Buttery, Sugary Sea Salt

Buttery, Sugary Sea Salt

LORI EANES

Stateside Bakery puts sweet and savory together in cupcakes that use sea salt and creamy caramel combinations.


Salted caramel started somewhere, and now it’s at Stateside Bakery.

Is any caramel unsalted anymore?

Probably not. But what many salted-caramel cravers don’t realize is that this ubiquitous treat is regional.

Salt is as ancient and basic as the earth and sea. Caramel, by contrast, is a butter-sugar work of art. Where else but France—in its northwestern corner, Brittany, whose sea salt and salted butter are legendary—could these two, combined, become a local favorite that’s now a global craze?

After apprenticing in his father’s famous pastry shop, Henri Le Roux studied candymaking in Switzerland. Launching his own chocolaterie in 1977 and striving to invent a new type of candy using local ingredients, Le Roux came up with salted caramels. Showered with awards in France, they went worldwide.

At Stateside Bakery in Berkeley’s Elmwood district, executive pastry chef Erica Land makes salted-caramel cupcakes using Clover organic unsalted butter and Maldon sea salt.

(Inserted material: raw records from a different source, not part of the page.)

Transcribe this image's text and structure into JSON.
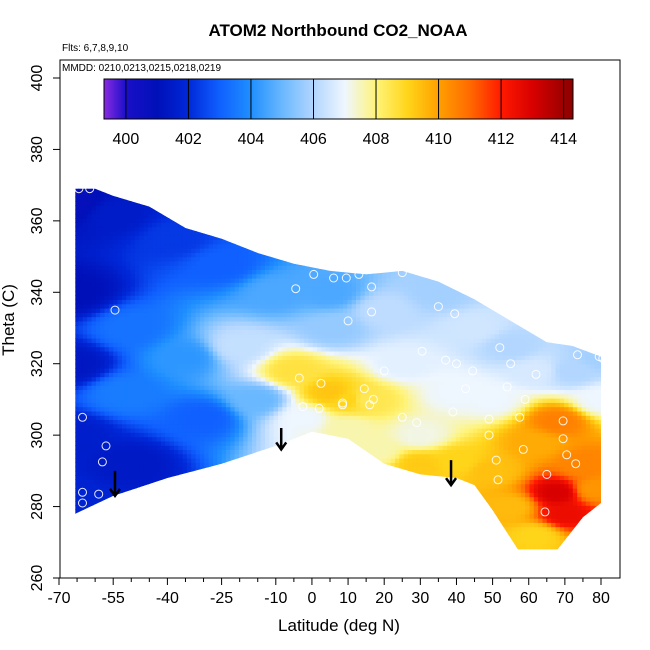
{
  "chart_data": {
    "type": "heatmap",
    "title": "ATOM2 Northbound CO2_NOAA",
    "xlabel": "Latitude (deg N)",
    "ylabel": "Theta (C)",
    "xlim": [
      -70,
      82
    ],
    "ylim": [
      260,
      400
    ],
    "x_ticks": [
      -70,
      -55,
      -40,
      -25,
      -10,
      0,
      10,
      20,
      30,
      40,
      50,
      60,
      70,
      80
    ],
    "x_minor_ticks": [
      -65,
      -60,
      -50,
      -45,
      -35,
      -30,
      -20,
      -15,
      -5,
      5,
      15,
      25,
      35,
      45,
      55,
      65,
      75
    ],
    "y_ticks": [
      260,
      280,
      300,
      320,
      340,
      360,
      380,
      400
    ],
    "notes": {
      "flights": "Flts: 6,7,8,9,10",
      "dates": "MMDD: 0210,0213,0215,0218,0219"
    },
    "colorbar": {
      "min": 399.3,
      "max": 414.3,
      "tick_values": [
        400,
        402,
        404,
        406,
        408,
        410,
        412,
        414
      ],
      "stops": [
        {
          "value": 399.3,
          "color": "#8a2be2"
        },
        {
          "value": 400.0,
          "color": "#1a0fc8"
        },
        {
          "value": 401.0,
          "color": "#0010b8"
        },
        {
          "value": 402.0,
          "color": "#0028d8"
        },
        {
          "value": 403.0,
          "color": "#1060ff"
        },
        {
          "value": 404.0,
          "color": "#1f8fff"
        },
        {
          "value": 405.0,
          "color": "#6ab8ff"
        },
        {
          "value": 406.0,
          "color": "#b2d6ff"
        },
        {
          "value": 407.0,
          "color": "#eef6ff"
        },
        {
          "value": 408.0,
          "color": "#fff47a"
        },
        {
          "value": 409.0,
          "color": "#ffd51a"
        },
        {
          "value": 410.0,
          "color": "#ffa000"
        },
        {
          "value": 411.0,
          "color": "#ff6a00"
        },
        {
          "value": 412.0,
          "color": "#ff1a00"
        },
        {
          "value": 413.0,
          "color": "#d80000"
        },
        {
          "value": 414.3,
          "color": "#8b0000"
        }
      ]
    },
    "field_region": {
      "upper_boundary": [
        [
          -65.5,
          369
        ],
        [
          -60,
          369
        ],
        [
          -55,
          367
        ],
        [
          -45,
          364
        ],
        [
          -35,
          358
        ],
        [
          -25,
          355
        ],
        [
          -15,
          351
        ],
        [
          -5,
          348
        ],
        [
          5,
          346
        ],
        [
          15,
          345
        ],
        [
          25,
          346
        ],
        [
          35,
          343
        ],
        [
          45,
          338
        ],
        [
          55,
          332
        ],
        [
          65,
          326
        ],
        [
          72,
          325
        ],
        [
          80,
          322
        ]
      ],
      "lower_boundary": [
        [
          -65.5,
          278
        ],
        [
          -55,
          283
        ],
        [
          -40,
          288
        ],
        [
          -25,
          292
        ],
        [
          -10,
          297
        ],
        [
          0,
          301
        ],
        [
          10,
          299
        ],
        [
          20,
          292
        ],
        [
          30,
          289
        ],
        [
          40,
          288
        ],
        [
          45,
          286
        ],
        [
          50,
          279
        ],
        [
          57,
          268
        ],
        [
          68,
          268
        ],
        [
          75,
          277
        ],
        [
          80,
          281
        ]
      ]
    },
    "field_anchors": [
      {
        "lat": -66,
        "theta": 365,
        "co2": 400.8
      },
      {
        "lat": -66,
        "theta": 340,
        "co2": 401.0
      },
      {
        "lat": -66,
        "theta": 320,
        "co2": 401.3
      },
      {
        "lat": -66,
        "theta": 300,
        "co2": 401.6
      },
      {
        "lat": -66,
        "theta": 282,
        "co2": 401.8
      },
      {
        "lat": -55,
        "theta": 362,
        "co2": 401.5
      },
      {
        "lat": -50,
        "theta": 330,
        "co2": 403.4
      },
      {
        "lat": -52,
        "theta": 312,
        "co2": 403.6
      },
      {
        "lat": -50,
        "theta": 292,
        "co2": 401.4
      },
      {
        "lat": -38,
        "theta": 355,
        "co2": 402.3
      },
      {
        "lat": -35,
        "theta": 322,
        "co2": 404.2
      },
      {
        "lat": -30,
        "theta": 305,
        "co2": 403.0
      },
      {
        "lat": -25,
        "theta": 348,
        "co2": 403.0
      },
      {
        "lat": -20,
        "theta": 325,
        "co2": 406.3
      },
      {
        "lat": -15,
        "theta": 310,
        "co2": 405.0
      },
      {
        "lat": -10,
        "theta": 340,
        "co2": 404.6
      },
      {
        "lat": -5,
        "theta": 318,
        "co2": 408.6
      },
      {
        "lat": -2,
        "theta": 305,
        "co2": 407.0
      },
      {
        "lat": 5,
        "theta": 340,
        "co2": 404.6
      },
      {
        "lat": 6,
        "theta": 330,
        "co2": 405.6
      },
      {
        "lat": 5,
        "theta": 312,
        "co2": 409.3
      },
      {
        "lat": 10,
        "theta": 310,
        "co2": 409.0
      },
      {
        "lat": 10,
        "theta": 302,
        "co2": 407.6
      },
      {
        "lat": 15,
        "theta": 310,
        "co2": 408.4
      },
      {
        "lat": 18,
        "theta": 296,
        "co2": 407.6
      },
      {
        "lat": 20,
        "theta": 335,
        "co2": 406.2
      },
      {
        "lat": 25,
        "theta": 320,
        "co2": 406.8
      },
      {
        "lat": 30,
        "theta": 300,
        "co2": 407.2
      },
      {
        "lat": 30,
        "theta": 292,
        "co2": 409.2
      },
      {
        "lat": 35,
        "theta": 340,
        "co2": 405.8
      },
      {
        "lat": 40,
        "theta": 312,
        "co2": 407.0
      },
      {
        "lat": 40,
        "theta": 293,
        "co2": 409.0
      },
      {
        "lat": 45,
        "theta": 330,
        "co2": 406.5
      },
      {
        "lat": 50,
        "theta": 310,
        "co2": 407.0
      },
      {
        "lat": 50,
        "theta": 290,
        "co2": 409.4
      },
      {
        "lat": 55,
        "theta": 280,
        "co2": 409.5
      },
      {
        "lat": 55,
        "theta": 325,
        "co2": 406.0
      },
      {
        "lat": 62,
        "theta": 318,
        "co2": 406.6
      },
      {
        "lat": 62,
        "theta": 298,
        "co2": 409.8
      },
      {
        "lat": 62,
        "theta": 272,
        "co2": 409.0
      },
      {
        "lat": 68,
        "theta": 304,
        "co2": 410.6
      },
      {
        "lat": 68,
        "theta": 284,
        "co2": 413.0
      },
      {
        "lat": 70,
        "theta": 278,
        "co2": 412.5
      },
      {
        "lat": 72,
        "theta": 318,
        "co2": 406.0
      },
      {
        "lat": 75,
        "theta": 292,
        "co2": 410.5
      },
      {
        "lat": 78,
        "theta": 285,
        "co2": 410.2
      },
      {
        "lat": 80,
        "theta": 310,
        "co2": 407.0
      },
      {
        "lat": 80,
        "theta": 322,
        "co2": 405.8
      }
    ],
    "sample_points": [
      [
        -64.5,
        369
      ],
      [
        -61.5,
        369
      ],
      [
        -67,
        359
      ],
      [
        -67.5,
        344
      ],
      [
        -54.5,
        335
      ],
      [
        -67.5,
        296
      ],
      [
        -63.5,
        305
      ],
      [
        -57,
        297
      ],
      [
        -58,
        292.5
      ],
      [
        -68,
        284.5
      ],
      [
        -68,
        279
      ],
      [
        -63.5,
        284
      ],
      [
        -63.5,
        281
      ],
      [
        -59,
        283.5
      ],
      [
        -4.5,
        341
      ],
      [
        0.5,
        345
      ],
      [
        6,
        344
      ],
      [
        9.5,
        344
      ],
      [
        13,
        345
      ],
      [
        16.5,
        341.5
      ],
      [
        25,
        345.5
      ],
      [
        30,
        347
      ],
      [
        35,
        336
      ],
      [
        39.5,
        334
      ],
      [
        10,
        332
      ],
      [
        30.5,
        323.5
      ],
      [
        37,
        321
      ],
      [
        40,
        320
      ],
      [
        44.5,
        318
      ],
      [
        52,
        324.5
      ],
      [
        55,
        320
      ],
      [
        62,
        317
      ],
      [
        73.5,
        322.5
      ],
      [
        79.5,
        322
      ],
      [
        80.5,
        321.5
      ],
      [
        16.5,
        334.5
      ],
      [
        14.5,
        313
      ],
      [
        20,
        318
      ],
      [
        -3.5,
        316
      ],
      [
        2.5,
        314.5
      ],
      [
        42.5,
        313
      ],
      [
        54,
        313.5
      ],
      [
        59,
        310
      ],
      [
        -2.5,
        308
      ],
      [
        2,
        307.5
      ],
      [
        8.5,
        308.5
      ],
      [
        16,
        308.5
      ],
      [
        17,
        310
      ],
      [
        25,
        305
      ],
      [
        29,
        303.5
      ],
      [
        39,
        306.5
      ],
      [
        49,
        304.5
      ],
      [
        49,
        300
      ],
      [
        57.5,
        305
      ],
      [
        69.5,
        304
      ],
      [
        69.5,
        299
      ],
      [
        70.5,
        294.5
      ],
      [
        58.5,
        296
      ],
      [
        65,
        289
      ],
      [
        73,
        292
      ],
      [
        51,
        293
      ],
      [
        51.5,
        287.5
      ],
      [
        64.5,
        278.5
      ],
      [
        8.5,
        309
      ]
    ],
    "arrows": [
      {
        "lat": -54.5,
        "theta_top": 290,
        "theta_tip": 283
      },
      {
        "lat": -8.5,
        "theta_top": 302,
        "theta_tip": 296
      },
      {
        "lat": 38.5,
        "theta_top": 293,
        "theta_tip": 286
      }
    ]
  }
}
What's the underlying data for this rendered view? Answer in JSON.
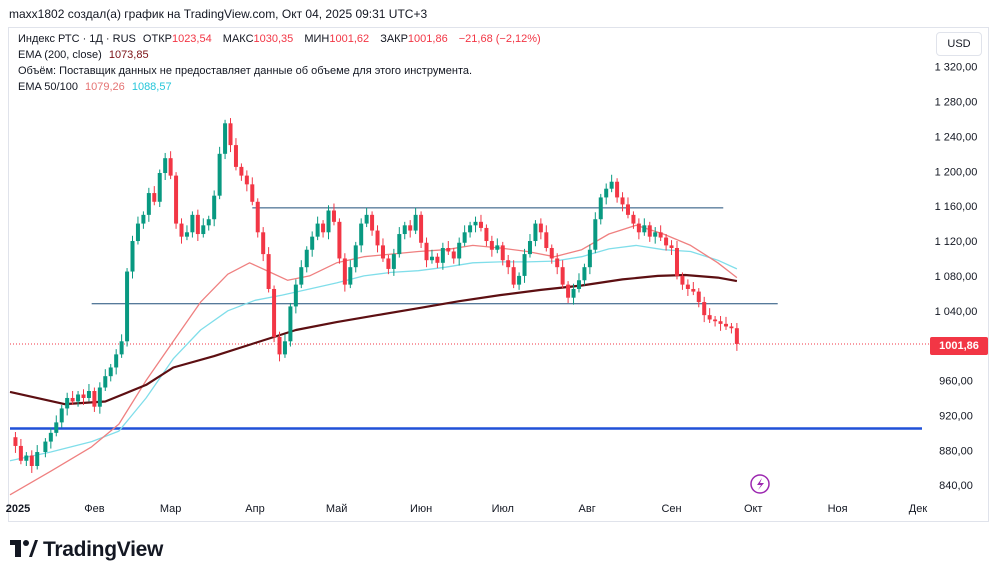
{
  "header": {
    "text": "maxx1802 создал(а) график на TradingView.com, Окт 04, 2025 09:31 UTC+3"
  },
  "legend": {
    "symbol": "Индекс РТС · 1Д · RUS",
    "open_label": "ОТКР",
    "open": "1023,54",
    "high_label": "МАКС",
    "high": "1030,35",
    "low_label": "МИН",
    "low": "1001,62",
    "close_label": "ЗАКР",
    "close": "1001,86",
    "change": "−21,68 (−2,12%)",
    "ema200_label": "EMA (200, close)",
    "ema200_value": "1073,85",
    "volume_text": "Объём: Поставщик данных не предоставляет данные об объеме для этого инструмента.",
    "ema_pair_label": "EMA 50/100",
    "ema50_value": "1079,26",
    "ema100_value": "1088,57"
  },
  "currency": "USD",
  "last_price_label": "1001,86",
  "logo_text": "TradingView",
  "colors": {
    "up": "#089981",
    "down": "#f23645",
    "ema200": "#5d0f12",
    "ema50": "#ef8080",
    "ema100": "#80deea",
    "hline": "#1f4e79",
    "support": "#2051d8"
  },
  "chart_data": {
    "type": "candlestick",
    "title": "Индекс РТС · 1Д · RUS",
    "ylim": [
      823,
      1362
    ],
    "y_ticks": [
      840,
      880,
      920,
      960,
      1000,
      1040,
      1080,
      1120,
      1160,
      1200,
      1240,
      1280,
      1320
    ],
    "y_tick_labels": [
      "840,00",
      "880,00",
      "920,00",
      "960,00",
      "1 000,00",
      "1 040,00",
      "1 080,00",
      "1 120,00",
      "1 160,00",
      "1 200,00",
      "1 240,00",
      "1 280,00",
      "1 320,00"
    ],
    "x_range_days": [
      0,
      335
    ],
    "x_ticks": [
      {
        "day": 0,
        "label": "2025"
      },
      {
        "day": 31,
        "label": "Фев"
      },
      {
        "day": 59,
        "label": "Мар"
      },
      {
        "day": 90,
        "label": "Апр"
      },
      {
        "day": 120,
        "label": "Май"
      },
      {
        "day": 151,
        "label": "Июн"
      },
      {
        "day": 181,
        "label": "Июл"
      },
      {
        "day": 212,
        "label": "Авг"
      },
      {
        "day": 243,
        "label": "Сен"
      },
      {
        "day": 273,
        "label": "Окт"
      },
      {
        "day": 304,
        "label": "Ноя"
      },
      {
        "day": 334,
        "label": "Дек"
      }
    ],
    "close_series": [
      [
        0,
        895
      ],
      [
        2,
        885
      ],
      [
        4,
        868
      ],
      [
        6,
        874
      ],
      [
        8,
        862
      ],
      [
        10,
        878
      ],
      [
        13,
        890
      ],
      [
        15,
        900
      ],
      [
        17,
        912
      ],
      [
        19,
        928
      ],
      [
        21,
        940
      ],
      [
        23,
        936
      ],
      [
        25,
        944
      ],
      [
        27,
        940
      ],
      [
        29,
        948
      ],
      [
        31,
        930
      ],
      [
        33,
        952
      ],
      [
        35,
        965
      ],
      [
        37,
        975
      ],
      [
        39,
        990
      ],
      [
        41,
        1005
      ],
      [
        43,
        1085
      ],
      [
        45,
        1120
      ],
      [
        47,
        1140
      ],
      [
        49,
        1150
      ],
      [
        51,
        1175
      ],
      [
        53,
        1165
      ],
      [
        55,
        1198
      ],
      [
        57,
        1215
      ],
      [
        59,
        1195
      ],
      [
        61,
        1140
      ],
      [
        63,
        1125
      ],
      [
        65,
        1130
      ],
      [
        67,
        1150
      ],
      [
        69,
        1128
      ],
      [
        71,
        1138
      ],
      [
        73,
        1145
      ],
      [
        75,
        1172
      ],
      [
        77,
        1220
      ],
      [
        79,
        1255
      ],
      [
        81,
        1230
      ],
      [
        83,
        1205
      ],
      [
        85,
        1195
      ],
      [
        87,
        1185
      ],
      [
        89,
        1165
      ],
      [
        91,
        1130
      ],
      [
        93,
        1105
      ],
      [
        95,
        1065
      ],
      [
        97,
        1010
      ],
      [
        99,
        990
      ],
      [
        101,
        1005
      ],
      [
        103,
        1045
      ],
      [
        105,
        1070
      ],
      [
        107,
        1090
      ],
      [
        109,
        1110
      ],
      [
        111,
        1125
      ],
      [
        113,
        1140
      ],
      [
        115,
        1130
      ],
      [
        117,
        1155
      ],
      [
        119,
        1142
      ],
      [
        121,
        1100
      ],
      [
        123,
        1070
      ],
      [
        125,
        1090
      ],
      [
        127,
        1115
      ],
      [
        129,
        1140
      ],
      [
        131,
        1150
      ],
      [
        133,
        1132
      ],
      [
        135,
        1115
      ],
      [
        137,
        1100
      ],
      [
        139,
        1088
      ],
      [
        141,
        1105
      ],
      [
        143,
        1128
      ],
      [
        145,
        1138
      ],
      [
        147,
        1132
      ],
      [
        149,
        1150
      ],
      [
        151,
        1118
      ],
      [
        153,
        1098
      ],
      [
        155,
        1102
      ],
      [
        157,
        1095
      ],
      [
        159,
        1112
      ],
      [
        161,
        1108
      ],
      [
        163,
        1100
      ],
      [
        165,
        1118
      ],
      [
        167,
        1130
      ],
      [
        169,
        1138
      ],
      [
        171,
        1142
      ],
      [
        173,
        1135
      ],
      [
        175,
        1120
      ],
      [
        177,
        1110
      ],
      [
        179,
        1115
      ],
      [
        181,
        1098
      ],
      [
        183,
        1090
      ],
      [
        185,
        1070
      ],
      [
        187,
        1080
      ],
      [
        189,
        1105
      ],
      [
        191,
        1120
      ],
      [
        193,
        1140
      ],
      [
        195,
        1130
      ],
      [
        197,
        1112
      ],
      [
        199,
        1100
      ],
      [
        201,
        1090
      ],
      [
        203,
        1070
      ],
      [
        205,
        1055
      ],
      [
        207,
        1065
      ],
      [
        209,
        1075
      ],
      [
        211,
        1090
      ],
      [
        213,
        1110
      ],
      [
        215,
        1145
      ],
      [
        217,
        1170
      ],
      [
        219,
        1180
      ],
      [
        221,
        1188
      ],
      [
        223,
        1170
      ],
      [
        225,
        1162
      ],
      [
        227,
        1150
      ],
      [
        229,
        1140
      ],
      [
        231,
        1130
      ],
      [
        233,
        1138
      ],
      [
        235,
        1125
      ],
      [
        237,
        1130
      ],
      [
        239,
        1124
      ],
      [
        241,
        1115
      ],
      [
        243,
        1112
      ],
      [
        245,
        1080
      ],
      [
        247,
        1070
      ],
      [
        249,
        1065
      ],
      [
        251,
        1062
      ],
      [
        253,
        1050
      ],
      [
        255,
        1035
      ],
      [
        257,
        1030
      ],
      [
        259,
        1028
      ],
      [
        261,
        1025
      ],
      [
        263,
        1022
      ],
      [
        265,
        1020
      ],
      [
        267,
        1002
      ]
    ],
    "ema200": [
      [
        0,
        947
      ],
      [
        20,
        933
      ],
      [
        35,
        936
      ],
      [
        50,
        955
      ],
      [
        60,
        975
      ],
      [
        75,
        988
      ],
      [
        90,
        1003
      ],
      [
        105,
        1018
      ],
      [
        120,
        1027
      ],
      [
        135,
        1035
      ],
      [
        150,
        1043
      ],
      [
        165,
        1051
      ],
      [
        180,
        1058
      ],
      [
        195,
        1064
      ],
      [
        210,
        1069
      ],
      [
        225,
        1076
      ],
      [
        238,
        1080
      ],
      [
        248,
        1081
      ],
      [
        260,
        1078
      ],
      [
        267,
        1074
      ]
    ],
    "ema50": [
      [
        0,
        829
      ],
      [
        15,
        856
      ],
      [
        30,
        884
      ],
      [
        40,
        910
      ],
      [
        50,
        960
      ],
      [
        60,
        1005
      ],
      [
        70,
        1050
      ],
      [
        80,
        1082
      ],
      [
        88,
        1095
      ],
      [
        95,
        1085
      ],
      [
        102,
        1075
      ],
      [
        110,
        1080
      ],
      [
        120,
        1095
      ],
      [
        130,
        1102
      ],
      [
        140,
        1105
      ],
      [
        150,
        1108
      ],
      [
        160,
        1110
      ],
      [
        170,
        1115
      ],
      [
        180,
        1112
      ],
      [
        190,
        1108
      ],
      [
        200,
        1102
      ],
      [
        210,
        1110
      ],
      [
        220,
        1128
      ],
      [
        230,
        1138
      ],
      [
        240,
        1128
      ],
      [
        250,
        1115
      ],
      [
        260,
        1095
      ],
      [
        267,
        1078
      ]
    ],
    "ema100": [
      [
        0,
        868
      ],
      [
        15,
        878
      ],
      [
        30,
        890
      ],
      [
        40,
        902
      ],
      [
        50,
        940
      ],
      [
        60,
        985
      ],
      [
        70,
        1018
      ],
      [
        80,
        1040
      ],
      [
        90,
        1052
      ],
      [
        100,
        1058
      ],
      [
        110,
        1065
      ],
      [
        120,
        1072
      ],
      [
        130,
        1080
      ],
      [
        140,
        1084
      ],
      [
        150,
        1086
      ],
      [
        160,
        1090
      ],
      [
        170,
        1095
      ],
      [
        180,
        1096
      ],
      [
        190,
        1096
      ],
      [
        200,
        1097
      ],
      [
        210,
        1102
      ],
      [
        220,
        1111
      ],
      [
        230,
        1115
      ],
      [
        240,
        1110
      ],
      [
        250,
        1108
      ],
      [
        260,
        1098
      ],
      [
        267,
        1088
      ]
    ],
    "horizontal_levels": [
      {
        "value": 1158,
        "day_start": 89,
        "day_end": 262,
        "color": "#1f4e79"
      },
      {
        "value": 1048,
        "day_start": 30,
        "day_end": 282,
        "color": "#1f4e79"
      },
      {
        "value": 905,
        "day_start": 0,
        "day_end": 335,
        "color": "#2051d8"
      }
    ],
    "last_price": 1001.86
  }
}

“There’s nothing more enticing to a pastry chef than harmonizing sweet and savory together,” Land muses. “I religiously use salt in all of my creations to enhance the flavors, but making the salt the star of the show is a completely different ballgame.”

After buying the popular Cupkates food truck last year from its founder, Kate McEachern, local entrepreneur Angel Cruzado posted a Craigslist ad seeking someone to help him transform the truck into an ice-cream-taco cart. Land answered that ad.

“By the time we met up a few weeks later, he had already expanded this cart idea” and decided to also buy McEachern’s brick-and-mortar bakery, Land says. “It didn’t take long for either of us to realize that we had a similar vision and passion for nostalgic treats.”

Those salted-caramel cupcakes share Stateside’s shelves with nouveau versions of childhood favorites such as fudgy brownies, peanut-butter-sea-salt cookies, cream-filled sponge-cake “Twinkles” and jam-filled, butter-crusted, sprinkly-frosted “Tart Pops.”

“It can be easy to over- or under-do the salt if you’re not careful, so finding that perfect balance is challenging,” Land warnes. “Once you do, it’s only fair to share it with the world.”

Stateside Bakery, 3001 Telegraph Ave., Berkeley,  510-647-9919, www.StatesideBakery.com.

 

Published online on Nov. 30, 2016 at 8:00 a.m.